Lots of things are becoming extremely cheap to VC at the same time things are becoming extremely expensive for everyone else.

DANGER ZONE.

At the end of the day, I feel like VC are going to actually have to present a financial package that works if they have any hope of getting this going. And the above should be illustration enough for you of how far their money can actually go when it is contextualized in the economic desperation of many Americans. AKA, very far. They can literally buy themselves a revolution, a social movement, a politician, and do, and have. They are already starting some new fascist outlets, which will offer fascist jobs, in a media landscape that has been decimated by capitalism, much of the media either owned by or funded by these same people that they have just recently shut down. This culture war is about to be blaring. The venture capitalists are truly entering the chat now. 

At the end of the day, they are just doing what every other disgusting capitalist scum is doing: funneling and manipulating of the various energies that have come out of the collapse of the country, in whatever direction will get them richer. They are banking on crypto being some kind of hope, but I think that’s pretty out of touch. Lots of people rightfully perceive tech is part of the problem, based on their own experiences with the technology they keep sending us, which sucks ass. 

People are upset and desperate about the state of things. As the economy worsens, people get more desperate. And tech is in the position of sitting right there and potentially being able to offer a stimulus check. But it won’t come organically through crypto. So if it comes at all, they’ll have to fake it just like all this other shit. 

Well, enough of that.

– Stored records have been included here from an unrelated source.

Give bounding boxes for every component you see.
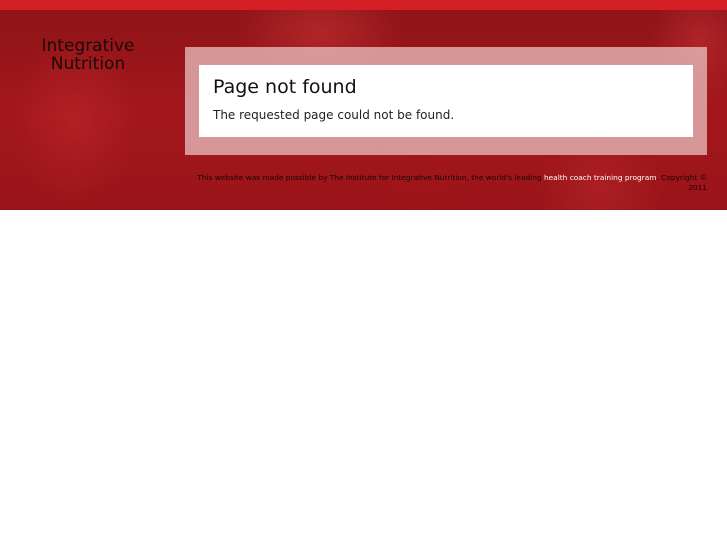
- footer-copyright: . Copyright ©: [656, 173, 707, 182]
- footer-credit: This website was made possible by The In…: [190, 173, 707, 193]
- page-title: Page not found: [213, 76, 357, 98]
- footer-year: 2011: [688, 183, 707, 192]
- header-banner: Integrative Nutrition Page not found The…: [0, 10, 727, 210]
- logo-line-1: Integrative: [41, 36, 135, 56]
- site-logo[interactable]: Integrative Nutrition: [28, 37, 148, 73]
- top-strip: [0, 0, 727, 10]
- content-frame: Page not found The requested page could …: [185, 47, 707, 155]
- footer-prefix: This website was made possible by The In…: [197, 173, 544, 182]
- not-found-message: The requested page could not be found.: [213, 108, 455, 122]
- content-box: Page not found The requested page could …: [199, 65, 693, 137]
- health-coach-training-link[interactable]: health coach training program: [544, 173, 656, 182]
- logo-line-2: Nutrition: [50, 54, 126, 74]
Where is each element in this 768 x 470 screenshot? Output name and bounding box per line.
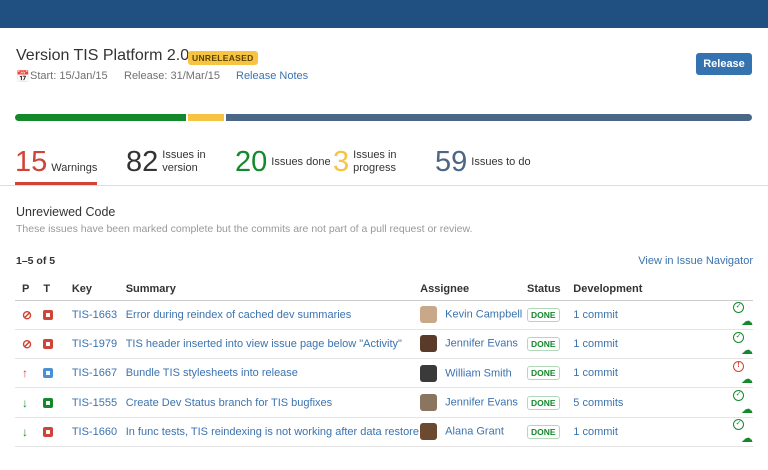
avatar — [420, 394, 438, 412]
col-icons — [659, 278, 753, 301]
minor-priority-icon: ↓ — [22, 395, 28, 410]
commits-link[interactable]: 1 commit — [573, 426, 618, 438]
status-badge: DONE — [527, 366, 560, 381]
build-passed-icon[interactable]: ✓ — [733, 331, 744, 343]
release-button[interactable]: Release — [696, 53, 752, 75]
issue-summary-link[interactable]: Error during reindex of cached dev summa… — [126, 309, 352, 321]
stat-3[interactable]: 3 Issues in progress — [333, 146, 425, 178]
top-navigation-bar — [0, 0, 768, 28]
deployment-icon[interactable]: ☁ — [741, 372, 753, 386]
assignee-link[interactable]: Jennifer Evans — [445, 396, 518, 408]
status-badge: DONE — [527, 395, 560, 410]
avatar — [420, 423, 438, 441]
assignee-link[interactable]: Alana Grant — [445, 426, 504, 438]
calendar-icon: 📅 — [16, 71, 30, 83]
stat-value: 59 — [435, 146, 468, 178]
status-badge: DONE — [527, 336, 560, 351]
stat-label: Warnings — [51, 161, 98, 174]
avatar — [420, 306, 438, 324]
commits-link[interactable]: 1 commit — [573, 338, 618, 350]
view-in-issue-navigator-link[interactable]: View in Issue Navigator — [638, 255, 753, 267]
stat-2[interactable]: 20 Issues done — [235, 146, 331, 178]
table-row[interactable]: ↓ TIS-1555 Create Dev Status branch for … — [15, 387, 753, 418]
col-assignee[interactable]: Assignee — [420, 278, 528, 301]
col-summary[interactable]: Summary — [125, 278, 421, 301]
status-badge: DONE — [527, 424, 560, 439]
issue-key-link[interactable]: TIS-1555 — [72, 397, 117, 409]
assignee-link[interactable]: Kevin Campbell — [445, 309, 522, 321]
commits-link[interactable]: 5 commits — [573, 397, 623, 409]
blocker-priority-icon: ⊘ — [22, 307, 33, 322]
stat-4[interactable]: 59 Issues to do — [435, 146, 531, 178]
section-description: These issues have been marked complete b… — [16, 223, 473, 235]
story-type-icon — [43, 397, 54, 408]
avatar — [420, 364, 438, 382]
issues-table: P T Key Summary Assignee Status Developm… — [15, 278, 753, 447]
progress-done[interactable] — [15, 114, 186, 121]
table-row[interactable]: ↑ TIS-1667 Bundle TIS stylesheets into r… — [15, 358, 753, 389]
progress-to-do[interactable] — [226, 114, 752, 121]
divider — [0, 185, 768, 186]
stat-value: 82 — [126, 146, 159, 178]
commits-link[interactable]: 1 commit — [573, 367, 618, 379]
stat-label: Issues done — [271, 155, 331, 168]
status-badge: DONE — [527, 307, 560, 322]
table-row[interactable]: ⊘ TIS-1663 Error during reindex of cache… — [15, 300, 753, 330]
critical-priority-icon: ↑ — [22, 366, 28, 381]
deployment-icon[interactable]: ☁ — [741, 431, 753, 445]
bug-type-icon — [43, 339, 54, 350]
progress-in-progress[interactable] — [188, 114, 224, 121]
result-count: 1–5 of 5 — [16, 255, 56, 267]
stat-label: Issues in progress — [353, 149, 397, 174]
release-notes-link[interactable]: Release Notes — [236, 70, 308, 82]
table-row[interactable]: ⊘ TIS-1979 TIS header inserted into view… — [15, 329, 753, 360]
build-passed-icon[interactable]: ✓ — [733, 419, 744, 431]
deployment-icon[interactable]: ☁ — [741, 402, 753, 416]
start-date: Start: 15/Jan/15 — [30, 70, 108, 82]
col-status[interactable]: Status — [527, 278, 574, 301]
stat-0[interactable]: 15 Warnings — [15, 146, 97, 178]
commits-link[interactable]: 1 commit — [573, 309, 618, 321]
assignee-link[interactable]: William Smith — [445, 367, 512, 379]
build-passed-icon[interactable]: ✓ — [733, 302, 744, 314]
build-failed-icon[interactable]: ! — [733, 360, 744, 372]
col-development[interactable]: Development — [573, 278, 659, 301]
unreleased-badge: UNRELEASED — [188, 51, 258, 65]
issue-key-link[interactable]: TIS-1660 — [72, 426, 117, 438]
deployment-icon[interactable]: ☁ — [741, 343, 753, 357]
deployment-icon[interactable]: ☁ — [741, 314, 753, 328]
stat-label: Issues to do — [471, 155, 531, 168]
avatar — [420, 335, 438, 353]
col-type[interactable]: T — [43, 278, 72, 301]
table-row[interactable]: ↓ TIS-1660 In func tests, TIS reindexing… — [15, 417, 753, 447]
page-title: Version TIS Platform 2.0 — [16, 47, 190, 64]
stat-value: 20 — [235, 146, 268, 178]
bug-type-icon — [43, 426, 54, 437]
stat-value: 15 — [15, 146, 48, 178]
minor-priority-icon: ↓ — [22, 424, 28, 439]
issue-summary-link[interactable]: Create Dev Status branch for TIS bugfixe… — [126, 397, 332, 409]
col-priority[interactable]: P — [15, 278, 44, 301]
task-type-icon — [43, 368, 54, 379]
stat-1[interactable]: 82 Issues in version — [126, 146, 234, 178]
assignee-link[interactable]: Jennifer Evans — [445, 338, 518, 350]
issue-key-link[interactable]: TIS-1979 — [72, 338, 117, 350]
bug-type-icon — [43, 309, 54, 320]
issue-summary-link[interactable]: In func tests, TIS reindexing is not wor… — [126, 426, 419, 438]
release-date: Release: 31/Mar/15 — [124, 70, 220, 82]
issue-summary-link[interactable]: Bundle TIS stylesheets into release — [126, 367, 298, 379]
issue-key-link[interactable]: TIS-1667 — [72, 367, 117, 379]
section-title: Unreviewed Code — [16, 205, 116, 219]
issue-summary-link[interactable]: TIS header inserted into view issue page… — [126, 338, 402, 350]
stat-value: 3 — [333, 146, 350, 178]
issue-key-link[interactable]: TIS-1663 — [72, 309, 117, 321]
build-passed-icon[interactable]: ✓ — [733, 390, 744, 402]
stat-label: Issues in version — [162, 149, 206, 174]
col-key[interactable]: Key — [71, 278, 126, 301]
blocker-priority-icon: ⊘ — [22, 336, 33, 351]
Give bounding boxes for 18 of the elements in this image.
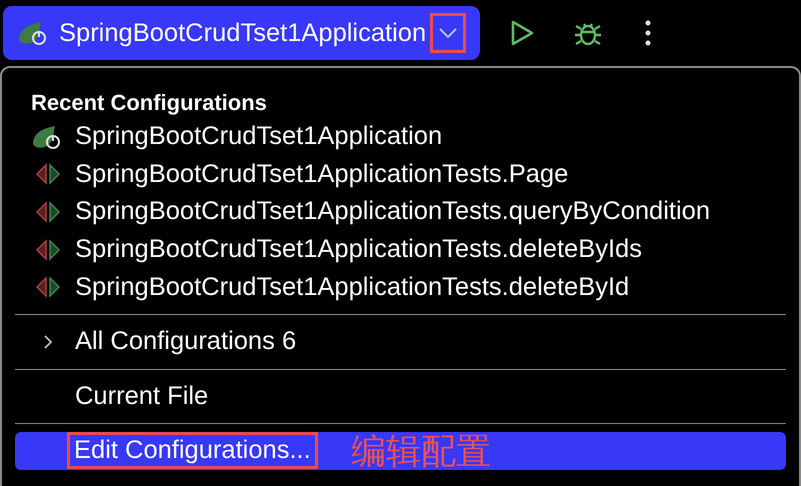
run-configuration-selector[interactable]: SpringBootCrudTset1Application [17, 18, 426, 48]
section-header: Recent Configurations [30, 89, 268, 117]
play-icon [509, 19, 535, 47]
test-arrows-icon [33, 238, 63, 261]
more-vertical-icon [644, 20, 652, 46]
configuration-item[interactable]: SpringBootCrudTset1Application [15, 118, 786, 156]
test-arrows-icon [33, 200, 63, 223]
test-arrows-icon [33, 163, 63, 186]
dropdown-button[interactable] [430, 13, 466, 53]
configuration-item[interactable]: SpringBootCrudTset1ApplicationTests.deleteById [15, 268, 786, 306]
configuration-item[interactable]: SpringBootCrudTset1ApplicationTests.queryByCondition [15, 193, 786, 231]
all-configurations-item[interactable]: All Configurations 6 [15, 322, 786, 361]
edit-configurations-item[interactable]: Edit Configurations... 编辑配置 [15, 432, 786, 470]
configuration-item[interactable]: SpringBootCrudTset1ApplicationTests.deleteByIds [15, 230, 786, 268]
chevron-down-icon [438, 27, 458, 39]
current-file-item[interactable]: Current File [15, 378, 786, 416]
test-arrows-icon [33, 276, 63, 298]
configuration-item[interactable]: SpringBootCrudTset1ApplicationTests.Page [15, 156, 786, 194]
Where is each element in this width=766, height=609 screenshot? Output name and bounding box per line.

We’ll continue to keep an eye on the development of venture capital and specifically in regard to how it is trying to start and fight culture wars, create new radicalized communities, and start actual “movements”, using the strategies of the many movements they have killed. 

All in all, I’m not convinced that they will be able to pull this off in a mainstream way. Decades of isolation in the tech sector means it’s hard for things to spill over. They are also billionaires in the position of trying to convince some extremely poor people that they are also victims of financial inequality. LMFAO. On the other hand, Marc Andreessen does not fuck up and he does not lose. And VCs are used to subsidizing their products for a time, for adoption, until they can put the screws to em.

Soon, we’ll talk about what this kind of social movement op looks like on a global scale, as America is far from the only target of their “grassroots” ambitions, and as they continue to invade countries that HAVE real movements in the global south.